How a trip to Hong Kong taught British-Chinese chef Andrew Wong that not all Chinese food was the same
- Wong grew up eating the Chinese food served at his parents’ restaurant in London
- Extensive travels across China, starting with a trip to Hong Kong, inspired him to open his own restaurant
Although Andrew Wong grew up eating a form of Chinese food – the type served at his parents’ restaurant in London (where lemon chicken was flavoured with orange cordial), it took a visit to Hong Kong before he realised that not all Chinese food is the same.
In the introduction to A. Wong: The Cookbook (2015), the British-Chinese chef and restaurateur writes, “The opening of the restaurant [A. Wong] in London was a project that took more than 10 years […] It all started during a trip to Hong Kong at a time when I had just started cooking professionally.

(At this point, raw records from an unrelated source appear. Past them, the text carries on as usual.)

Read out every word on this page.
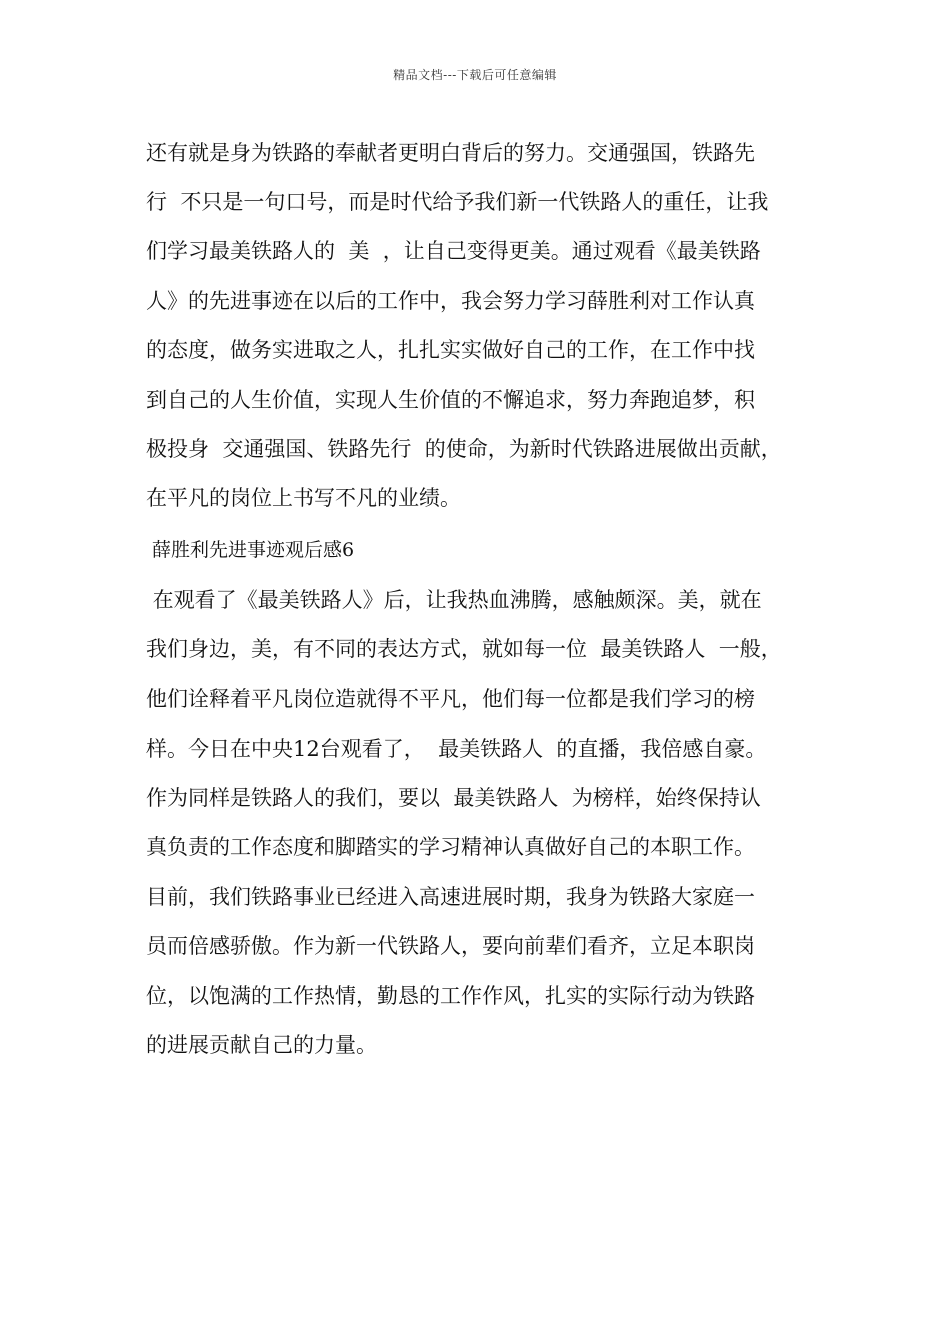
精品文档---下载后可任意编辑
还有就是身为铁路的奉献者更明白背后的努力。交通强国，铁路先
行  不只是一句口号，而是时代给予我们新一代铁路人的重任，让我
们学习最美铁路人的  美  ，让自己变得更美。通过观看《最美铁路
人》的先进事迹在以后的工作中，我会努力学习薛胜利对工作认真
的态度，做务实进取之人，扎扎实实做好自己的工作，在工作中找
到自己的人生价值，实现人生价值的不懈追求，努力奔跑追梦，积
极投身  交通强国、铁路先行  的使命，为新时代铁路进展做出贡献，
在平凡的岗位上书写不凡的业绩。
薛胜利先进事迹观后感6
在观看了《最美铁路人》后，让我热血沸腾，感触颇深。美，就在
我们身边，美，有不同的表达方式，就如每一位  最美铁路人  一般，
他们诠释着平凡岗位造就得不平凡，他们每一位都是我们学习的榜
样。今日在中央12台观看了，  最美铁路人  的直播，我倍感自豪。
作为同样是铁路人的我们，要以  最美铁路人  为榜样，始终保持认
真负责的工作态度和脚踏实的学习精神认真做好自己的本职工作。
目前，我们铁路事业已经进入高速进展时期，我身为铁路大家庭一
员而倍感骄傲。作为新一代铁路人，要向前辈们看齐，立足本职岗
位，以饱满的工作热情，勤恳的工作作风，扎实的实际行动为铁路
的进展贡献自己的力量。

“Sitting in a busy restaurant one lunchtime, I was wondering why I could not spot any neon-orange sweet and sour dishes flying past, or any plates of chicken in black bean sauce on sizzling hot plates choking all the surrounding guests as the waiter whizzed through the restaurant. Instead I was being served stir-fried celery with lily bulbs and goji berries, and poached pork ears with chile oil. But it was all so damned delicious! Why were none of these dishes available in London?
“I could slowly feel the floodgates in my mind opening once I had comprehended that not all Chinese food revolved around ginger root, scallions, and gloopy sauces, and the deeper I dug, the greater the realisation of my ignorance about Chinese cuisine. During the subsequent years, I travelled with my scrapbooks around the various provinces of China eating and learning, followed by more eating.
“My scrapbooks are now bursting at the edges […] but it was the purity of the cooking and the nonchalant way in which the people created these dishes that stay with me to this day. We chefs spend our days treating food as if it belongs under a microscope, pleating dumplings as if it is an art only for rock stars, when the reality of the situation is that throughout China dumplings are usually pleated by 80-year-old grandmothers squatting on street corners while they simultaneously smoke and watch television.